A Son, a Father, and the World’s Most Dangerous Game

by Paul Hoffman

Pub Date: Sept. 1st, 2007
ISBN: 978-1-4013-0097-5
Publisher: Hyperion

A journey into the psyche of champion chess players, accompanied by a personal quest for understanding of a talented but difficult parent.

Introduced to chess by his father when he was only five, Hoffman (Wings of Madness, 2003, etc.) found a refuge in the game during an adolescence marked by family stress. Returning to the game decades later in a period of personal and professional crisis, he found himself fascinated not just by chess itself, but by the inner life of its players. Among the questions he seeks to answer are why chess is so addictive, how the champions handle victory and defeat and why the game is played primarily by men. There’s a bit of chess history and mythology, a brief explanation of the rules and of some opening moves and a side trip into human-vs.-computer competition, but this is primarily a narrative driven by personality. In 2004, Hoffman accompanied grandmasters Joel Lautier and Pascal Charbonneau to international competitions in Moscow and Libya respectively to observe how these men prepared for matches and how they handled winning and losing.

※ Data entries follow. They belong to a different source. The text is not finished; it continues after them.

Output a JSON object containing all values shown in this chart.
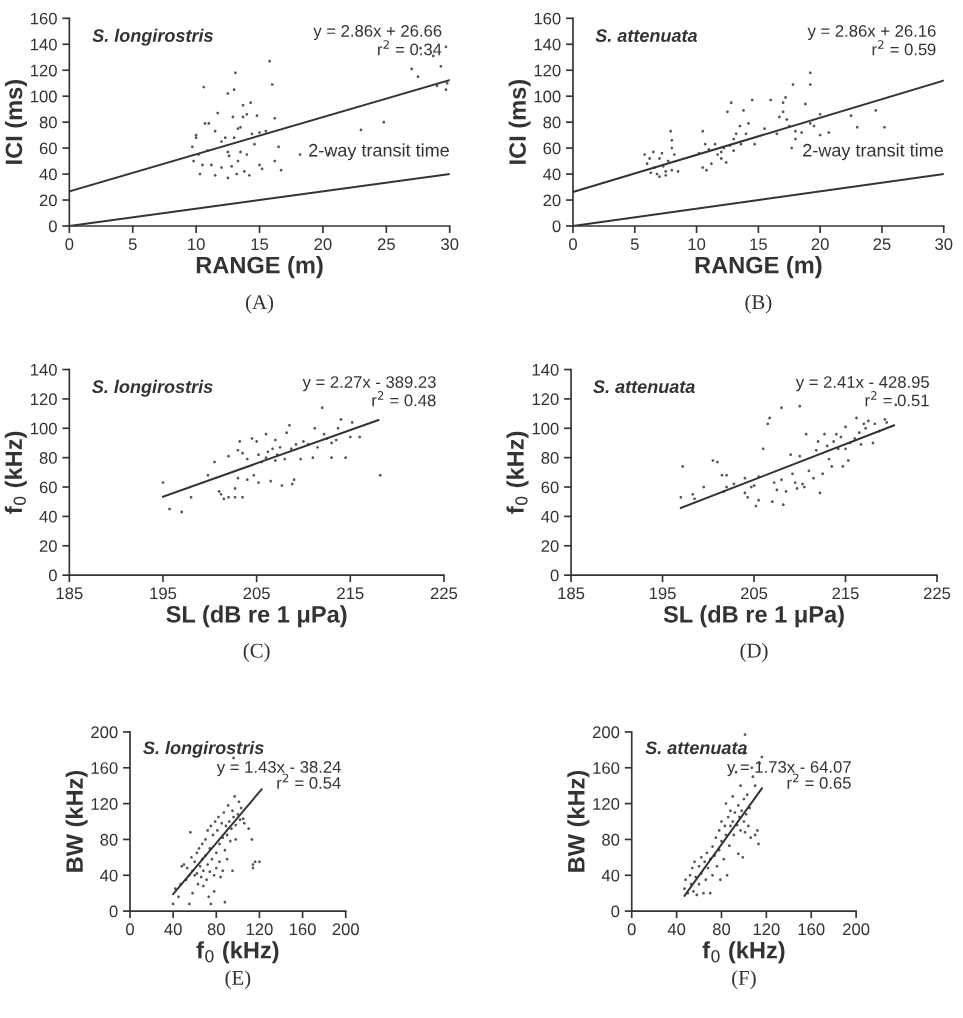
{
  "chart_data": [
    {
      "type": "scatter",
      "title": "S. longirostris",
      "xlabel": "RANGE (m)",
      "ylabel": "ICI (ms)",
      "xlim": [
        0,
        30
      ],
      "ylim": [
        0,
        160
      ],
      "xticks": [
        0,
        5,
        10,
        15,
        20,
        25,
        30
      ],
      "yticks": [
        0,
        20,
        40,
        60,
        80,
        100,
        120,
        140,
        160
      ],
      "grid": false,
      "legend": false,
      "annotations": [
        "y = 2.86x + 26.66",
        "r$^{2}$ = 0.34",
        "(A)"
      ],
      "series": [
        {
          "color": "#555555",
          "marker": "circle",
          "x": [
            9.7,
            9.8,
            10,
            10,
            10.2,
            10.3,
            10.5,
            10.6,
            10.7,
            11,
            10.9,
            11.2,
            11.5,
            11.7,
            11.5,
            12,
            12,
            12.3,
            12.5,
            12.5,
            12.5,
            12.6,
            12.8,
            12.9,
            13,
            13,
            13.1,
            13.2,
            13.3,
            13.3,
            13.5,
            13.5,
            13.7,
            13.7,
            13.8,
            14,
            14,
            14.2,
            14.3,
            14.4,
            14.6,
            14.8,
            15,
            15,
            15.2,
            15.5,
            15.8,
            16,
            16.2,
            16.2,
            16.5,
            16.7,
            18.2,
            20.5,
            23,
            24.8,
            27,
            27.5,
            27.7,
            28.7,
            29,
            29.3,
            29.7,
            29.7,
            29.8
          ],
          "values": [
            61,
            50,
            70,
            68,
            55,
            40,
            47,
            107,
            79,
            79,
            58,
            47,
            39,
            87,
            73,
            65,
            45,
            68,
            102,
            57,
            37,
            54,
            46,
            84,
            68,
            105,
            118,
            40,
            75,
            50,
            76,
            57,
            93,
            84,
            42,
            55,
            86,
            39,
            95,
            71,
            63,
            85,
            47,
            72,
            44,
            73,
            127,
            109,
            83,
            50,
            61,
            43,
            55,
            56,
            74,
            80,
            121,
            115,
            137,
            131,
            108,
            123,
            138,
            105,
            110
          ]
        },
        {
          "type": "line",
          "color": "#333333",
          "x": [
            0,
            30
          ],
          "values": [
            26.7,
            112.5
          ]
        },
        {
          "type": "line",
          "name": "2-way transit time",
          "color": "#333333",
          "x": [
            0,
            30
          ],
          "values": [
            0,
            40
          ]
        }
      ]
    },
    {
      "type": "scatter",
      "title": "S. attenuata",
      "xlabel": "RANGE (m)",
      "ylabel": "ICI (ms)",
      "xlim": [
        0,
        30
      ],
      "ylim": [
        0,
        160
      ],
      "xticks": [
        0,
        5,
        10,
        15,
        20,
        25,
        30
      ],
      "yticks": [
        0,
        20,
        40,
        60,
        80,
        100,
        120,
        140,
        160
      ],
      "grid": false,
      "legend": false,
      "annotations": [
        "y = 2.86x + 26.16",
        "r$^{2}$ = 0.59",
        "(B)"
      ],
      "series": [
        {
          "color": "#555555",
          "marker": "circle",
          "x": [
            5.8,
            6,
            6.2,
            6.3,
            6.5,
            6.6,
            6.8,
            7,
            7,
            7.2,
            7.3,
            7.5,
            7.5,
            7.7,
            7.9,
            8,
            8,
            8,
            8.2,
            8.5,
            10.2,
            10.5,
            10.5,
            10.7,
            10.8,
            11,
            11.2,
            11.5,
            11.7,
            12,
            12,
            12.2,
            12.4,
            12.5,
            12.7,
            12.8,
            13,
            13,
            13.2,
            13.5,
            13.6,
            13.8,
            14,
            14.2,
            14.5,
            14.7,
            15.5,
            16,
            16.5,
            16.7,
            17,
            17,
            17.2,
            17.3,
            17.5,
            17.7,
            17.8,
            18,
            18,
            18.5,
            18.8,
            19.2,
            19.2,
            19.2,
            19.5,
            20,
            20,
            20.7,
            22.5,
            23,
            24.5,
            25.2
          ],
          "values": [
            55,
            48,
            52,
            41,
            57,
            45,
            40,
            52,
            38,
            56,
            46,
            42,
            39,
            50,
            73,
            66,
            60,
            43,
            55,
            42,
            56,
            73,
            45,
            63,
            43,
            59,
            48,
            63,
            55,
            57,
            52,
            60,
            49,
            88,
            62,
            95,
            58,
            67,
            71,
            77,
            63,
            89,
            71,
            79,
            97,
            63,
            75,
            97,
            71,
            84,
            88,
            95,
            99,
            82,
            77,
            60,
            109,
            67,
            73,
            72,
            94,
            118,
            109,
            79,
            77,
            86,
            70,
            72,
            85,
            76,
            89,
            76
          ]
        },
        {
          "type": "line",
          "color": "#333333",
          "x": [
            0,
            30
          ],
          "values": [
            26.2,
            112
          ]
        },
        {
          "type": "line",
          "name": "2-way transit time",
          "color": "#333333",
          "x": [
            0,
            30
          ],
          "values": [
            0,
            40
          ]
        }
      ]
    },
    {
      "type": "scatter",
      "title": "S. longirostris",
      "xlabel": "SL (dB re 1 μPa)",
      "ylabel": "f$_{0}$ (kHz)",
      "xlim": [
        185,
        225
      ],
      "ylim": [
        0,
        140
      ],
      "xticks": [
        185,
        195,
        205,
        215,
        225
      ],
      "yticks": [
        0,
        20,
        40,
        60,
        80,
        100,
        120,
        140
      ],
      "grid": false,
      "legend": false,
      "annotations": [
        "y = 2.27x - 389.23",
        "r$^{2}$ = 0.48",
        "(C)"
      ],
      "series": [
        {
          "color": "#555555",
          "marker": "circle",
          "x": [
            195,
            195.7,
            197,
            198,
            199.8,
            200.5,
            201,
            201.2,
            201.5,
            202,
            202,
            202.7,
            202.7,
            203,
            203.2,
            203,
            203.5,
            203.5,
            204,
            204,
            204.5,
            204.7,
            205,
            205.2,
            205.2,
            205.5,
            206,
            206,
            206.2,
            206.5,
            206.7,
            207,
            207,
            207.2,
            207.5,
            207.7,
            208,
            208.2,
            208.5,
            208.7,
            208.8,
            209,
            209.2,
            209.7,
            210,
            210.5,
            211,
            211.2,
            211.5,
            212,
            212.2,
            212.5,
            213,
            213,
            213.5,
            213.7,
            214,
            214.5,
            215,
            215.2,
            216,
            218.2
          ],
          "values": [
            63,
            45,
            43,
            53,
            68,
            77,
            57,
            55,
            52,
            81,
            53,
            59,
            53,
            66,
            91,
            85,
            83,
            53,
            65,
            79,
            93,
            68,
            91,
            82,
            63,
            77,
            80,
            96,
            84,
            64,
            86,
            78,
            92,
            82,
            87,
            61,
            79,
            97,
            102,
            86,
            62,
            65,
            89,
            79,
            91,
            89,
            80,
            100,
            87,
            114,
            96,
            93,
            90,
            80,
            92,
            100,
            106,
            80,
            94,
            104,
            94,
            68
          ]
        },
        {
          "type": "line",
          "color": "#333333",
          "x": [
            195,
            218
          ],
          "values": [
            53.4,
            105.6
          ]
        }
      ]
    },
    {
      "type": "scatter",
      "title": "S. attenuata",
      "xlabel": "SL (dB re 1 μPa)",
      "ylabel": "f$_{0}$ (kHz)",
      "xlim": [
        185,
        225
      ],
      "ylim": [
        0,
        140
      ],
      "xticks": [
        185,
        195,
        205,
        215,
        225
      ],
      "yticks": [
        0,
        20,
        40,
        60,
        80,
        100,
        120,
        140
      ],
      "grid": false,
      "legend": false,
      "annotations": [
        "y = 2.41x - 428.95",
        "r$^{2}$ = 0.51",
        "(D)"
      ],
      "series": [
        {
          "color": "#555555",
          "marker": "circle",
          "x": [
            197,
            197.2,
            198.3,
            198.5,
            199.5,
            200.5,
            201,
            201.5,
            201.7,
            202,
            202,
            202.8,
            204,
            204,
            204.3,
            204.7,
            205,
            205.2,
            205.5,
            205.5,
            206,
            206.5,
            206.7,
            207,
            207.2,
            207.5,
            208,
            208,
            208.2,
            208.5,
            209,
            209.2,
            209.5,
            209.7,
            210,
            210,
            210.3,
            210.5,
            210.7,
            211,
            211.5,
            211.8,
            212,
            212.2,
            212.5,
            212.7,
            213,
            213.2,
            213.5,
            213.7,
            214,
            214.2,
            214.5,
            214.7,
            215,
            215,
            215.3,
            215.5,
            216,
            216.2,
            216.5,
            216.7,
            217,
            217.2,
            217.5,
            218,
            218.2,
            218.7,
            219.3,
            219.5,
            220.5
          ],
          "values": [
            53,
            74,
            55,
            52,
            60,
            78,
            77,
            68,
            57,
            60,
            68,
            62,
            66,
            56,
            53,
            60,
            61,
            47,
            67,
            51,
            86,
            103,
            107,
            50,
            63,
            58,
            114,
            65,
            48,
            57,
            82,
            69,
            63,
            59,
            81,
            115,
            62,
            60,
            96,
            71,
            66,
            85,
            91,
            56,
            69,
            96,
            88,
            79,
            74,
            91,
            96,
            86,
            94,
            74,
            101,
            86,
            78,
            90,
            93,
            107,
            97,
            89,
            103,
            100,
            105,
            90,
            103,
            98,
            106,
            104,
            116
          ]
        },
        {
          "type": "line",
          "color": "#333333",
          "x": [
            197,
            220.3
          ],
          "values": [
            45.8,
            102
          ]
        }
      ]
    },
    {
      "type": "scatter",
      "title": "S. longirostris",
      "xlabel": "f$_{0}$ (kHz)",
      "ylabel": "BW (kHz)",
      "xlim": [
        0,
        200
      ],
      "ylim": [
        0,
        200
      ],
      "xticks": [
        0,
        40,
        80,
        120,
        160,
        200
      ],
      "yticks": [
        0,
        40,
        80,
        120,
        160,
        200
      ],
      "grid": false,
      "legend": false,
      "annotations": [
        "y = 1.43x - 38.24",
        "r$^{2}$ = 0.54",
        "(E)"
      ],
      "series": [
        {
          "color": "#555555",
          "marker": "circle",
          "x": [
            40,
            42,
            45,
            47,
            48,
            50,
            52,
            53,
            55,
            55,
            56,
            57,
            58,
            58,
            60,
            60,
            62,
            62,
            63,
            64,
            65,
            66,
            67,
            67,
            68,
            68,
            70,
            70,
            71,
            72,
            72,
            73,
            74,
            74,
            75,
            75,
            76,
            77,
            78,
            78,
            79,
            80,
            80,
            81,
            82,
            83,
            83,
            84,
            85,
            86,
            86,
            87,
            88,
            88,
            89,
            90,
            90,
            91,
            92,
            93,
            94,
            95,
            95,
            96,
            97,
            98,
            98,
            100,
            101,
            102,
            103,
            105,
            106,
            110,
            113,
            114,
            114,
            116,
            120,
            96
          ],
          "values": [
            8,
            25,
            16,
            30,
            50,
            52,
            35,
            48,
            40,
            8,
            88,
            60,
            45,
            20,
            55,
            40,
            65,
            42,
            30,
            70,
            50,
            38,
            75,
            58,
            45,
            28,
            80,
            62,
            35,
            52,
            90,
            16,
            70,
            44,
            8,
            95,
            58,
            85,
            40,
            22,
            100,
            65,
            48,
            90,
            105,
            75,
            55,
            38,
            98,
            82,
            45,
            110,
            68,
            10,
            95,
            85,
            58,
            118,
            100,
            78,
            92,
            112,
            45,
            105,
            128,
            96,
            80,
            108,
            122,
            102,
            115,
            103,
            98,
            92,
            80,
            48,
            52,
            55,
            55,
            171
          ]
        },
        {
          "type": "line",
          "color": "#333333",
          "x": [
            40,
            122
          ],
          "values": [
            19,
            136
          ]
        }
      ]
    },
    {
      "type": "scatter",
      "title": "S. attenuata",
      "xlabel": "f$_{0}$ (kHz)",
      "ylabel": "BW (kHz)",
      "xlim": [
        0,
        200
      ],
      "ylim": [
        0,
        200
      ],
      "xticks": [
        0,
        40,
        80,
        120,
        160,
        200
      ],
      "yticks": [
        0,
        40,
        80,
        120,
        160,
        200
      ],
      "grid": false,
      "legend": false,
      "annotations": [
        "y = 1.73x - 64.07",
        "r$^{2}$ = 0.65",
        "(F)"
      ],
      "series": [
        {
          "color": "#555555",
          "marker": "circle",
          "x": [
            47,
            48,
            50,
            52,
            53,
            54,
            55,
            56,
            57,
            58,
            60,
            60,
            62,
            62,
            64,
            65,
            66,
            67,
            68,
            70,
            70,
            72,
            72,
            74,
            75,
            76,
            78,
            78,
            79,
            80,
            80,
            82,
            83,
            84,
            84,
            85,
            86,
            87,
            88,
            88,
            90,
            90,
            91,
            92,
            93,
            94,
            95,
            95,
            96,
            97,
            97,
            98,
            99,
            100,
            100,
            101,
            102,
            103,
            104,
            105,
            106,
            107,
            108,
            110,
            110,
            112,
            113,
            114,
            116,
            101,
            100
          ],
          "values": [
            25,
            35,
            20,
            40,
            30,
            48,
            22,
            55,
            38,
            18,
            50,
            30,
            60,
            42,
            20,
            55,
            35,
            65,
            48,
            20,
            58,
            72,
            40,
            62,
            82,
            50,
            90,
            68,
            35,
            100,
            78,
            58,
            95,
            85,
            120,
            40,
            105,
            73,
            112,
            95,
            100,
            128,
            85,
            110,
            155,
            96,
            118,
            64,
            105,
            90,
            140,
            112,
            60,
            100,
            125,
            88,
            108,
            130,
            95,
            115,
            82,
            160,
            150,
            85,
            140,
            90,
            75,
            165,
            172,
            197,
            176
          ]
        },
        {
          "type": "line",
          "color": "#333333",
          "x": [
            47,
            116
          ],
          "values": [
            17,
            137
          ]
        }
      ]
    }
  ]
}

A year later, he journeyed to Athens to interview another grandmaster, Nigel Short. The Libyan trip with Lautier, which included nerve-shattering encounters with a police-state bureaucracy, reveals the author’s expertise as a storyteller as well as his own high-amateur competence at the chessboard. Woven together with these forays into the minds of chess professionals are Hoffman’s reminiscences about his father, an extremely manipulative and competitive man, envious of his teenage son’s accomplishments, who once suggested that chess was really a way of working out homo-patricidal impulses.

The portrait of his father is decidedly unpleasant, and Hoffman himself has some jarringly boastful moments, but those who relished Stefan Fatsis’s portrayal of Scrabble junkies (Word Freak, 2001) will find this another fascinating glimpse into a competitive game world filled with quirky and brilliant addicts.